Summertime is truly here, as if we need the weather to tell us. Life gets warmer, but it also gets too busy. Whether you’re out in the field or going through the day-to-day in your office, there’s sure to be someone or something vying for your attention. When managing your day, prioritizing keeps everything in perspective, but not to the person or issue you’re addressing. To them, it’s the most important item in the history of items. What can you do!?

Quite simply, it’s managing your time and people who request it. I can hear it now: “Mike, time waits for no one. Besides, I don’t even have time to go to the bathroom.” Some of that might be true; however, wise folks before me have said, “Nobody is too busy, it’s just a matter of priorities.”

Time management is a universal concern. There are several behaviors that can be applied when feeling the time crunch. For instance:

1. End the multitasking.

Yes, it’s easier said than done. In doing many things, it is important to be efficient, but the shortest way to do many things is to do only one thing at once. I’m a victim of this as well. There are various items I tend to each day, juggling one task to leave it for another crisis or issue or dispute. At the end of the day, I leave a trail of numerous unfinished tasks. Mental health expert Donna M. White noted, “Multitaskers often seem to think they get more accomplished, but it’s not always the most productive or efficient route. Let’s face it, our minds work better when we are truly able to focus and concentrate on one thing.”

2. Spend time on the right task.

It’s fine and dandy to do one thing at a time, but it comes down to priorities, too. As a manager, you’re not only dealing with the daily task at hand, you’re also bombarded with surprises such as a worker issue or botched delivery. That’s what you signed up for. Interruptions are just part of the game. Staffing expert Dan Fisher suggests devising a strategy for the unpredictable: “Always build time into your daily plan for the unexpected. By planning for this each day you will avoid feeling reactive,” he said. “There are always times of the year [or quarter] when the unexpected is more likely to fill your time than others. Plan accordingly.”
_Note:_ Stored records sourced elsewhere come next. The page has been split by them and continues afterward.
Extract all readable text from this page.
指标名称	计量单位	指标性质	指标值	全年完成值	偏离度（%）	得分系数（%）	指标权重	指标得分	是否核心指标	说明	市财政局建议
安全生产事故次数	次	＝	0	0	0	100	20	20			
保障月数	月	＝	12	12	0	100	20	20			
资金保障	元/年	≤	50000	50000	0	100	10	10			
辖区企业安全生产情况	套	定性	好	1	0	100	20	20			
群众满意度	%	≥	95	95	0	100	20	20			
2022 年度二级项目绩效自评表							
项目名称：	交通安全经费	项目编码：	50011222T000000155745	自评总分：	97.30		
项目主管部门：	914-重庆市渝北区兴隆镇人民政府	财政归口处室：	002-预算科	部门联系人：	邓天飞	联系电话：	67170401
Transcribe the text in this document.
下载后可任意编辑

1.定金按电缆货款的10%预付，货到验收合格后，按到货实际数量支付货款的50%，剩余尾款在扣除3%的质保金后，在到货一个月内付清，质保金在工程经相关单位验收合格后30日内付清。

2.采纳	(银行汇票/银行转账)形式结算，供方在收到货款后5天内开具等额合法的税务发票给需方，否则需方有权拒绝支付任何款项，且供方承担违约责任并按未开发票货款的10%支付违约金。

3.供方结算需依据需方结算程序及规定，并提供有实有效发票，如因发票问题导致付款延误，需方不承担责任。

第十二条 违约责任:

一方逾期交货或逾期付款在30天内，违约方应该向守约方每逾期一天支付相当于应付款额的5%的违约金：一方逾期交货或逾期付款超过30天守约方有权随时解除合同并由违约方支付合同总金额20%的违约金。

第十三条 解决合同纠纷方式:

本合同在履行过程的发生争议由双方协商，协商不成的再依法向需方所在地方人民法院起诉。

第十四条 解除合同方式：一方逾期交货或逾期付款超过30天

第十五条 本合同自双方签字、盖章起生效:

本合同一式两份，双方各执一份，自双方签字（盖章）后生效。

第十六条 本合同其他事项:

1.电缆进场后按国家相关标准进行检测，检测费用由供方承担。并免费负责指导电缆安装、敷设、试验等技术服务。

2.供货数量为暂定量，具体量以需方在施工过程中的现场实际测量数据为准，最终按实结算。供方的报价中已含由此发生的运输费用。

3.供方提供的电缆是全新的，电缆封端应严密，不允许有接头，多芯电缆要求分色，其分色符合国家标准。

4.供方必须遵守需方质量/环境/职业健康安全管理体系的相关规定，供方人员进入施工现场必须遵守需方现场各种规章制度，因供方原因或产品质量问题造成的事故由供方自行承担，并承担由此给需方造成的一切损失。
3. Learn from others who feel your pain.

Although the issue of managing your time and workers is commonplace, the agriculture industry provides a unique perspective on how to tackle that type of issue. There are many books that offer superior advice, such as “First Things First” by Stephen R. Covey and “Getting Things Done” by David Allen. One book I suggest is “Time Management Tips for Farmers” by Caroline Owens. Owens shared stories from members of the Pennsylvania Association for Sustainable Agriculture about how they were able to manage their time effectively. Each story tells how each operation dealt with management problems concerning time, labor and technology, as well as advice for new farmers. It’s definitely a useful read.